Karena martabak merupakan jenis makanan yang lebih enak disantap saat udara sedang dingin, maka kedai Martabak Capitol pun baru buka menjelang sore hari dari pukul 2 siang hingga pukul 12 malam.
Ibu Susi dan Es Sekoteng Bungsu 29

  1. Es Sekoteng Bungsu 29
Dari keseluruhan tempat kuliner legendaris yang saya kunjungi. Kedai Es Sekoteng Bungsu 29 ini paling memiliki daya tarik dari segi visual. Hampir seluruh dindingnya dipenuhi oleh foto-foto bintang rock ternama, seperti Freddy Mercury, Mick Jagger, dan John Lennon. Bukan tanpa alasan wajah-wajah mereka menghiasi kedai ini. Ibu Susi yang menjalankan bisnis warisan orang tuanya ini memang sangat menggemari musik rock. Bahkan pada waktu senggangnya, ia terkadang masih menyanyikan lagu dari para idolanya di berbagai event tertentu.

Setelah puas memperlihatkan dan bercerita mengenai koleksi foto-foto idolanya kepada saya, Bu Susi pun melanjutkan kisahnya dengan bisnis dessert yang digelutinya saat ini, mulai dari kedainya yang dibangun pada tahun 1962, hingga kelebihan produk Es Sekoteng yang ia buat. Ia berani menjamin bahwa Es Sekoteng Bungsu 29 tidak akan menyebabkan batuk. Hal ini dikarenakan proses khusus yang dilakukannya saat masa produksi. Rasa manis dan kesegarannya akan sangat terasa perbedaannya di mulut. Selain sekoteng, tentunya ada beberapa komponen lainnya seperti kelapa muda, alpukat, dan kolang-kaling, yang melengkapi setiap porsinya. Untuk satu mangkuk Es Sekotengnya ia kenakan harga Rp18.000.

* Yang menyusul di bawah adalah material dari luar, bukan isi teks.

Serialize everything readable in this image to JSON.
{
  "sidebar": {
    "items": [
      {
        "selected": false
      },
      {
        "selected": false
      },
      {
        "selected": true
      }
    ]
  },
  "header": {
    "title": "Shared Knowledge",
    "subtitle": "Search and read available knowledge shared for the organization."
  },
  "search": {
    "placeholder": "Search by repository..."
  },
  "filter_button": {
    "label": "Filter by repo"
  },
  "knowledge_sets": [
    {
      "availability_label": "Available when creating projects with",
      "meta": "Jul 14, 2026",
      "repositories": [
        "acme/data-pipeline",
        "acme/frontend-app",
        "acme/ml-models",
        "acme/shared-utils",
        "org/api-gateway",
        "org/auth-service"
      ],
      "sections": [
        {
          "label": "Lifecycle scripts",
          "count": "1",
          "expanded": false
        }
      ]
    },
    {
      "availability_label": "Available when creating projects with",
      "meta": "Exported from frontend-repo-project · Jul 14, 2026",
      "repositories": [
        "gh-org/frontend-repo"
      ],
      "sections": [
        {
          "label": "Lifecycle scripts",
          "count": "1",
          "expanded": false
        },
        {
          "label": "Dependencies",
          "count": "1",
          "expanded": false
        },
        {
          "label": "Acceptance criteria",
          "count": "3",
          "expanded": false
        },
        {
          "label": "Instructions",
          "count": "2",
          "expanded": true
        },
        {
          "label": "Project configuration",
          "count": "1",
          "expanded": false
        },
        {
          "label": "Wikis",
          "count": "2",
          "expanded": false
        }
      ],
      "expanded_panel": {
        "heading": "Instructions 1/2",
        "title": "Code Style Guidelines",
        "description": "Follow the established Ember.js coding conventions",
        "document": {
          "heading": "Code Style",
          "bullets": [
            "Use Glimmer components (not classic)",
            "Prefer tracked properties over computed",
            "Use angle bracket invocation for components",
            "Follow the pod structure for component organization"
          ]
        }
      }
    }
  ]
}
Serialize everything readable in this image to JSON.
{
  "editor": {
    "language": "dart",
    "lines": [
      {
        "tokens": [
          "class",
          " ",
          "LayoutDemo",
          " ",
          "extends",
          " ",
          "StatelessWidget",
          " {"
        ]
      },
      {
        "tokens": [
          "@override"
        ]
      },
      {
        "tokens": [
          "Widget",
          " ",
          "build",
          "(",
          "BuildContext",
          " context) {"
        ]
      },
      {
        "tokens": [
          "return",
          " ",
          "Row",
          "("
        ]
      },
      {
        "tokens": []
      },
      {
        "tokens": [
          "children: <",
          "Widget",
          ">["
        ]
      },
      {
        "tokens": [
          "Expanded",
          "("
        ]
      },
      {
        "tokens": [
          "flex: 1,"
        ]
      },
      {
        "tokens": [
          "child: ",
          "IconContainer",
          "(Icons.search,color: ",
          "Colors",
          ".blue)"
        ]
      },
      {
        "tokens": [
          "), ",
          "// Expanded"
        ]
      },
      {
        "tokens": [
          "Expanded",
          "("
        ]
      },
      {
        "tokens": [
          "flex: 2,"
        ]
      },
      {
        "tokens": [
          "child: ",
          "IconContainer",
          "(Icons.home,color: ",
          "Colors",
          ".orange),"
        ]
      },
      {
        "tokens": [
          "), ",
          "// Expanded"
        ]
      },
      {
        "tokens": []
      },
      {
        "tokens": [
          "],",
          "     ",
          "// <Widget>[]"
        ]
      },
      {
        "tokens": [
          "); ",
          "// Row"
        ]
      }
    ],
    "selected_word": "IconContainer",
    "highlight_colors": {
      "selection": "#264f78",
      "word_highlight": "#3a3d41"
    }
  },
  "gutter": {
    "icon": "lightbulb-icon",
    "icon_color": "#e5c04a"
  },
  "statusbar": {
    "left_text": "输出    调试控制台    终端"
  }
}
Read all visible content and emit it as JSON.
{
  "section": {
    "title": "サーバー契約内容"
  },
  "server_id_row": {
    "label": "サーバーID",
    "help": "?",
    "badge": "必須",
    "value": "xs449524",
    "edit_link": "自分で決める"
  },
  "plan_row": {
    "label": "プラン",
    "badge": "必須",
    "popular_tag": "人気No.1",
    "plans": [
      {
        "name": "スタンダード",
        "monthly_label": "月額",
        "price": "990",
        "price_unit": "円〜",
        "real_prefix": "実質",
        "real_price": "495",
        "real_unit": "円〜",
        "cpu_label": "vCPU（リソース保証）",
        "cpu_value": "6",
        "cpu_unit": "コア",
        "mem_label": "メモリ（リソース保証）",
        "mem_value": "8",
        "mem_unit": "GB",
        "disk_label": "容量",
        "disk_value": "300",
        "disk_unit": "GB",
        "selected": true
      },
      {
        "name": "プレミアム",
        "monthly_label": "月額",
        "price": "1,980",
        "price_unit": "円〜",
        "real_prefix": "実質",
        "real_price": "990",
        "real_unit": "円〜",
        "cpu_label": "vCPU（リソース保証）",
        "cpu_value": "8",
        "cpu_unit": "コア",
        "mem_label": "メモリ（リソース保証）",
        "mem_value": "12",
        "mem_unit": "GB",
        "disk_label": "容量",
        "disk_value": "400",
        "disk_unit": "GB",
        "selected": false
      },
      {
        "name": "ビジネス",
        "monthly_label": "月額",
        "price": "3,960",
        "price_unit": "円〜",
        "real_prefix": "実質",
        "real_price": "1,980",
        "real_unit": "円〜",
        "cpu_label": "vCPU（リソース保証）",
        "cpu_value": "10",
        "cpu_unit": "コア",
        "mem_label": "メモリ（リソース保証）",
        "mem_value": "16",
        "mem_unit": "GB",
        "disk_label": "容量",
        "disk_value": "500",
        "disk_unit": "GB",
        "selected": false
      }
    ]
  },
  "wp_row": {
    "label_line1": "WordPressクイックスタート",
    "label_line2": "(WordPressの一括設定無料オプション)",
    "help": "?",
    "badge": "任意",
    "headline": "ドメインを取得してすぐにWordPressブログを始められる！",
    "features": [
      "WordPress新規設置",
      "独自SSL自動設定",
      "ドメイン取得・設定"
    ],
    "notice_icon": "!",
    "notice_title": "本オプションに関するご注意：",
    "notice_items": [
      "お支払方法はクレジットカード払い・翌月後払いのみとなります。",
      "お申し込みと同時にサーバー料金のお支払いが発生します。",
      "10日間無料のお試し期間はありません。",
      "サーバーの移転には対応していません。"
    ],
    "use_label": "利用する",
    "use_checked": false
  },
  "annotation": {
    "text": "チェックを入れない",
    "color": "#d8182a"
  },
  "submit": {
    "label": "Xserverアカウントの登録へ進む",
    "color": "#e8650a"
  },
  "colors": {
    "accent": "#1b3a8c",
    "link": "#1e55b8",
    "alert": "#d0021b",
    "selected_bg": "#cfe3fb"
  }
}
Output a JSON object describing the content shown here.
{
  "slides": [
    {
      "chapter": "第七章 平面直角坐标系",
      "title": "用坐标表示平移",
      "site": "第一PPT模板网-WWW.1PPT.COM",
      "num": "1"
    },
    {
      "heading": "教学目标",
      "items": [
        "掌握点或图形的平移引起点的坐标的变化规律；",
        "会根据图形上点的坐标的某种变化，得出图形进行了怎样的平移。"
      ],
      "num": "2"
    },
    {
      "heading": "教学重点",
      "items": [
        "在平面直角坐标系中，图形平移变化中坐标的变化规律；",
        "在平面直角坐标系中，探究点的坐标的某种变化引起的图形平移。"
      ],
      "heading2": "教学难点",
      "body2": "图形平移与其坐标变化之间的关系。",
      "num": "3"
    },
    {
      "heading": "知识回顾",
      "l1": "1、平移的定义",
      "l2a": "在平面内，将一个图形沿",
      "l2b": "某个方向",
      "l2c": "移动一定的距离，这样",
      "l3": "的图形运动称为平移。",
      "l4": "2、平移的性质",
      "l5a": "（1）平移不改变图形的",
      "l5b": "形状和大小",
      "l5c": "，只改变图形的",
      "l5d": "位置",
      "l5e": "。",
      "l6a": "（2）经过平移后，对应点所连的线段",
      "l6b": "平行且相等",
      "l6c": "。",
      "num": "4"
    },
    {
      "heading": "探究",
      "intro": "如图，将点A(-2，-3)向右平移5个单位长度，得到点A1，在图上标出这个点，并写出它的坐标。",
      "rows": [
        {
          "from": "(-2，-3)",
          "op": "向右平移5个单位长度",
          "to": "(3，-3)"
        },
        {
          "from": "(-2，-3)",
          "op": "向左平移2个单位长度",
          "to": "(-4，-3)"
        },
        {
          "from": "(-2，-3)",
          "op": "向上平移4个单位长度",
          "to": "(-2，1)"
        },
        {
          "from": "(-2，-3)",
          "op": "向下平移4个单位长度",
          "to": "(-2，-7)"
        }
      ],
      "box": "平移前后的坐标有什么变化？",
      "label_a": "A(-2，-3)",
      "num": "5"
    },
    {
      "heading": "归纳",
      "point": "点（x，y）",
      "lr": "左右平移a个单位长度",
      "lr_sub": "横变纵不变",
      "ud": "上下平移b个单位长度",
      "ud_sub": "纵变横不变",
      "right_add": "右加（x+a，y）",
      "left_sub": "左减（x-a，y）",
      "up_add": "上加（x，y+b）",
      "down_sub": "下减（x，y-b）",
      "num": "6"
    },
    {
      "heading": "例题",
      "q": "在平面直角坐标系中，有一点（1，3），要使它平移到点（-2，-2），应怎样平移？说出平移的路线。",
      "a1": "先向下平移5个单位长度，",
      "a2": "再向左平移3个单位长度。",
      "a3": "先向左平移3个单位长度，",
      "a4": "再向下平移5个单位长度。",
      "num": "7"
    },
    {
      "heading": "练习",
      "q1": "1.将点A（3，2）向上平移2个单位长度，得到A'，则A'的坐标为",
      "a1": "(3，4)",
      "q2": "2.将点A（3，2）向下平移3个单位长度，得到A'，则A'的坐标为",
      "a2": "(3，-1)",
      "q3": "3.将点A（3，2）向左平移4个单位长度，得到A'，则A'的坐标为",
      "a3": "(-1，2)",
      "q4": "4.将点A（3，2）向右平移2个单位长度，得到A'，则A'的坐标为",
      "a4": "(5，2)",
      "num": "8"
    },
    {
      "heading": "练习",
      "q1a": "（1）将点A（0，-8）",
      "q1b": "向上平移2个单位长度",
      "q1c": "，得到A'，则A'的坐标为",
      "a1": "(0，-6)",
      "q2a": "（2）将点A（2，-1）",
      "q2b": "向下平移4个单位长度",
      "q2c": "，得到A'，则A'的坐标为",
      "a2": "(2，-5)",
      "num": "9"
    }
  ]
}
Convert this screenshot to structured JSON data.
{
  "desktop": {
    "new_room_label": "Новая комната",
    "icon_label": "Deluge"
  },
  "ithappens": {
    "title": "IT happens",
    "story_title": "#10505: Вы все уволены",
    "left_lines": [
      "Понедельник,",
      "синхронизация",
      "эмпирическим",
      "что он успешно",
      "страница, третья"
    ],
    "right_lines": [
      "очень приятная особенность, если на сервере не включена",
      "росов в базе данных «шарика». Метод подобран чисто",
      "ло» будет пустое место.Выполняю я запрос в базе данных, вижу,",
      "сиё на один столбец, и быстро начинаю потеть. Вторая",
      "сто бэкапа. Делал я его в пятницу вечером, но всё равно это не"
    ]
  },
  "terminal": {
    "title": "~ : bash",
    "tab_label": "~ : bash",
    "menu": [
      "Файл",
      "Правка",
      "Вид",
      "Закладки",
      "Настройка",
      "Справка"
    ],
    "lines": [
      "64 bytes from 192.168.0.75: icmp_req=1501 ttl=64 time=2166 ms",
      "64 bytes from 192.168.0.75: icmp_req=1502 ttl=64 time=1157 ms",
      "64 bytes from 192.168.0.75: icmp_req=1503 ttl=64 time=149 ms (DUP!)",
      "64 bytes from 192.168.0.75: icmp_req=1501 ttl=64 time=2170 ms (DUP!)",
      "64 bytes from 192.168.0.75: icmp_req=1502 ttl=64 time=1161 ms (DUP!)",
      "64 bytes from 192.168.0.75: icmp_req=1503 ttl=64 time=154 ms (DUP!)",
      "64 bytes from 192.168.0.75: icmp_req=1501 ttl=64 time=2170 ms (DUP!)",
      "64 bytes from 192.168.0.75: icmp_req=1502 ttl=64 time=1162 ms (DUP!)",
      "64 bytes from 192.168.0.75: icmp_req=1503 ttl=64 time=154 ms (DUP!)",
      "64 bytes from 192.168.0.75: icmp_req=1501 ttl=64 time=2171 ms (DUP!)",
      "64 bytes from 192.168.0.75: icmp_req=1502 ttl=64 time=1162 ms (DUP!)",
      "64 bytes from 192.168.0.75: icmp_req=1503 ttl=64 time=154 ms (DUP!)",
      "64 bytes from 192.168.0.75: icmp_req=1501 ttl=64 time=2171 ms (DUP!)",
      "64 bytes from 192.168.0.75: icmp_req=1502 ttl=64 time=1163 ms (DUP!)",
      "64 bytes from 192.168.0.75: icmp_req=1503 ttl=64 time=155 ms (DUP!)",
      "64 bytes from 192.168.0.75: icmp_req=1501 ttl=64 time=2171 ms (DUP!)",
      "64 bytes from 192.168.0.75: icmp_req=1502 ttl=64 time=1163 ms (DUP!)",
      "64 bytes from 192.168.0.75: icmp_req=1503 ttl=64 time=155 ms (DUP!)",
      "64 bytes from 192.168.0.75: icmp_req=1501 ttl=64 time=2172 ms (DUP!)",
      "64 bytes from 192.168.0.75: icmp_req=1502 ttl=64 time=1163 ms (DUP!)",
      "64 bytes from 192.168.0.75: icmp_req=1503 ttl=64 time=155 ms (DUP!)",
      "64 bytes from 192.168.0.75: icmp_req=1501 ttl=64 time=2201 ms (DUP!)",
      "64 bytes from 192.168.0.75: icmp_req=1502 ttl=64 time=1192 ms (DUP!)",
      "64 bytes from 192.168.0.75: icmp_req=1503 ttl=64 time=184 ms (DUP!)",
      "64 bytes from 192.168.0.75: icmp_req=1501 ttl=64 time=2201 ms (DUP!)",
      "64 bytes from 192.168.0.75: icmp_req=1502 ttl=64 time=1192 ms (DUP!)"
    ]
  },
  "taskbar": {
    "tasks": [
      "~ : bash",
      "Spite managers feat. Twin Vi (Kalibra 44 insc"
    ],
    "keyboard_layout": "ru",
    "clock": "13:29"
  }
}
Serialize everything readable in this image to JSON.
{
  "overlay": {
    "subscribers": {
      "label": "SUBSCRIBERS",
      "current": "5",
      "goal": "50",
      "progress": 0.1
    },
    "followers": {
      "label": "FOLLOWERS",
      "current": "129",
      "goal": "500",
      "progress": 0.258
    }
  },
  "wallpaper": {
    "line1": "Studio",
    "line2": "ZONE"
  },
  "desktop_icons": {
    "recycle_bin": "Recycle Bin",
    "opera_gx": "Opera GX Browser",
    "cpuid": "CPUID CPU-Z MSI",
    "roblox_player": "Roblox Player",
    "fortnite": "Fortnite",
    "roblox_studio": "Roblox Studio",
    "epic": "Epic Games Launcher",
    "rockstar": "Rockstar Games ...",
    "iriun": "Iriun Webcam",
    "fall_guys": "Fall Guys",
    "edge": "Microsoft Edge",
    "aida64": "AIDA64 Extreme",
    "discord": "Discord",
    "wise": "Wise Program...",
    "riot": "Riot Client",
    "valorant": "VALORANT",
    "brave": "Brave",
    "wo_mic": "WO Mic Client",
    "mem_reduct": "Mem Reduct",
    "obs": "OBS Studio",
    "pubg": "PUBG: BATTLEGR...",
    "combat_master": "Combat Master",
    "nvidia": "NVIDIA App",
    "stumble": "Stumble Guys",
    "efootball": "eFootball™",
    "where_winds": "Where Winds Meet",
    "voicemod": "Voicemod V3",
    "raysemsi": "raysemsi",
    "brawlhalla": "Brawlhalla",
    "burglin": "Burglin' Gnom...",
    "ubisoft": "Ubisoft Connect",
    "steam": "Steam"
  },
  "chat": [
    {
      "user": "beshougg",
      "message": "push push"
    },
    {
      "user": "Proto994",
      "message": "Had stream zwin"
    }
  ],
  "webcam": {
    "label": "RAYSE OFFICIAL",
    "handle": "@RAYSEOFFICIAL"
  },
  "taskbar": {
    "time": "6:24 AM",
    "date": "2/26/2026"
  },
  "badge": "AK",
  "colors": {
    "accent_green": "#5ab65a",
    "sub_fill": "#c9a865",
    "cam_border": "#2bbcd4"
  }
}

Perihal nama “bungsu” yang tercantum di brand-nya itu berasal dari nama jalan tempat kedai itu berada sebelum kini berganti menjadi Jl. Veteran. Sedangkan angka “29” menandai nomor alamat kedai tersebut. Setiap harinya, Ibu Susi berjualan mulai pukul 8 pagi, hingga pukul 6 sore.